A few days ago I was working on the x86 IDA module. The goal
was to have it recognize jump tables for 64-bit processors.
This is routine: we have to add new instruction idioms to the
analysis engine from time to time to keep up with new compilers.
I was typing in the patterns and hoping
that the tests would go smoothly at the first run.
But one of the patterns puzzled me. It didn’t look good. Such
a code could not run and would randomly crash. The reason was that the processor was using
a register without fully initializing it. Yet I knew that the code worked since it came
from a real world application. Besides the code was compiler-generated and
such code is usually very robust.
The code was using the movzx instruction to copy a value from one register
to another. Something like this:
movzx eax, bl
Here the value in the bl register (8bits) is copied to the eax register (32bits).

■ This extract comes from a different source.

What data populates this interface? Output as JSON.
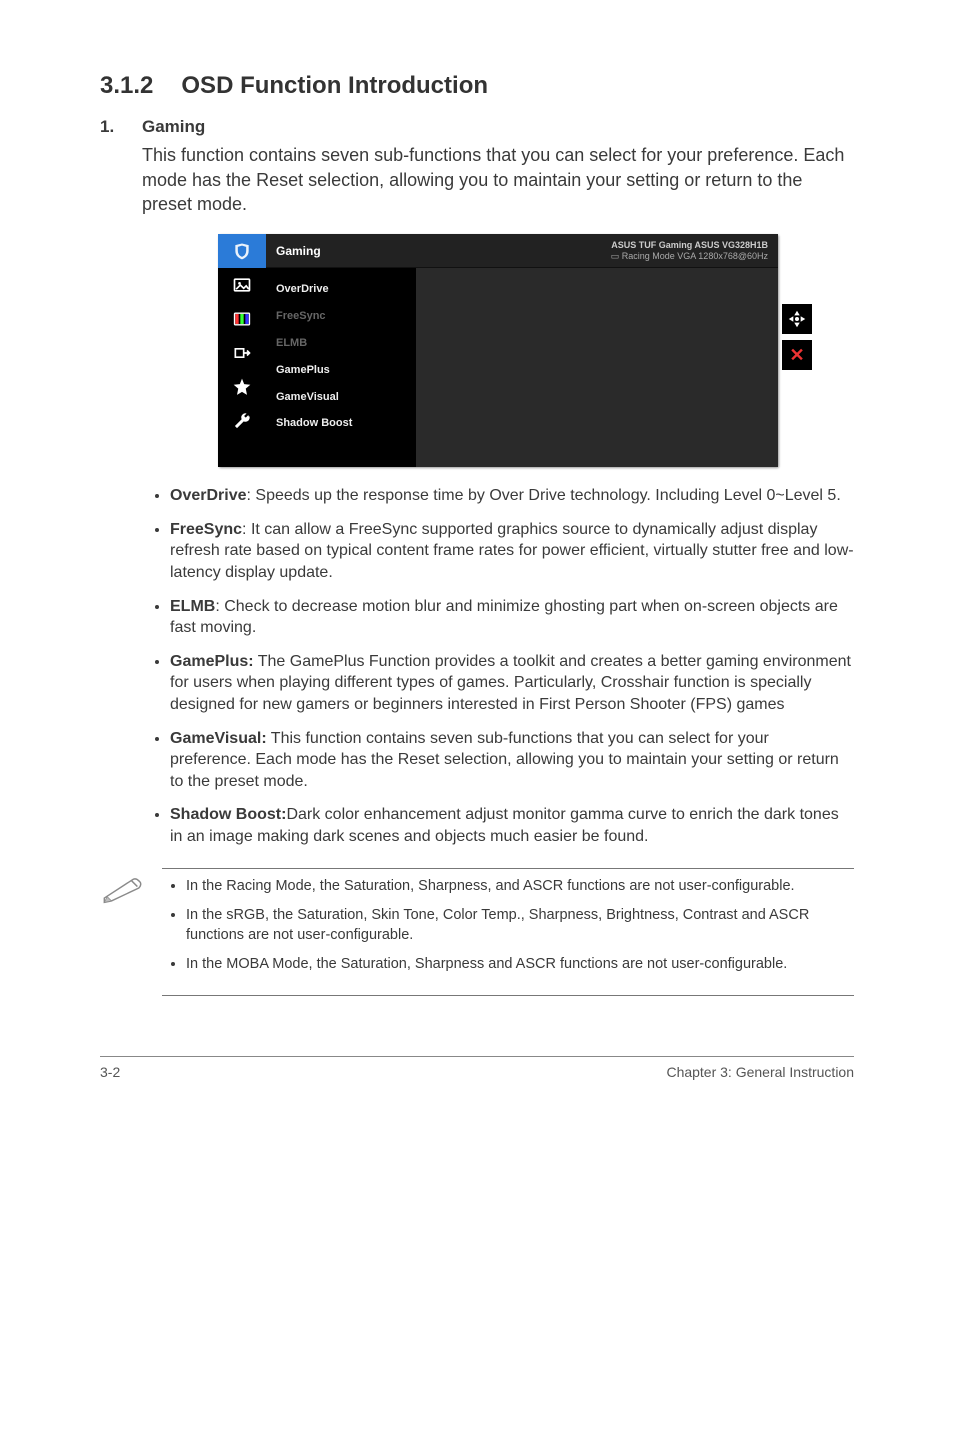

The upper bits 24 bits of the eax register are set to zeroes during the copy.
After that the code was using the rax register (64-bit):
mov eax, offset[rcx+rax*4]
However, the high 32bits of the rax register are not initialized and may contain anything!
Code like this is doomed to crash… how come it works?!
I think you guessed it: the movzx instruction initializes the whole rax register.
Its companion instruction, movsx, behaves even more strangely. For example,
if rax=-1 and bl=0x80, after the execution of
movsx eax, bl
rax is equal to 0x00000000FFFFFF80.
Igor Skochinsky solved this mystery for me. It turns out that the results of
all 32 bit computations in the 64 bit mode are silently zero extended to 64 bits.
(note for the future: always read the manuals from the first to the last page! 😉
I don’t know why 32 bit destinations are singled out (16 bit and 8 bit results
are not zero extended), but it is nice to know about this particularity of x86 processors.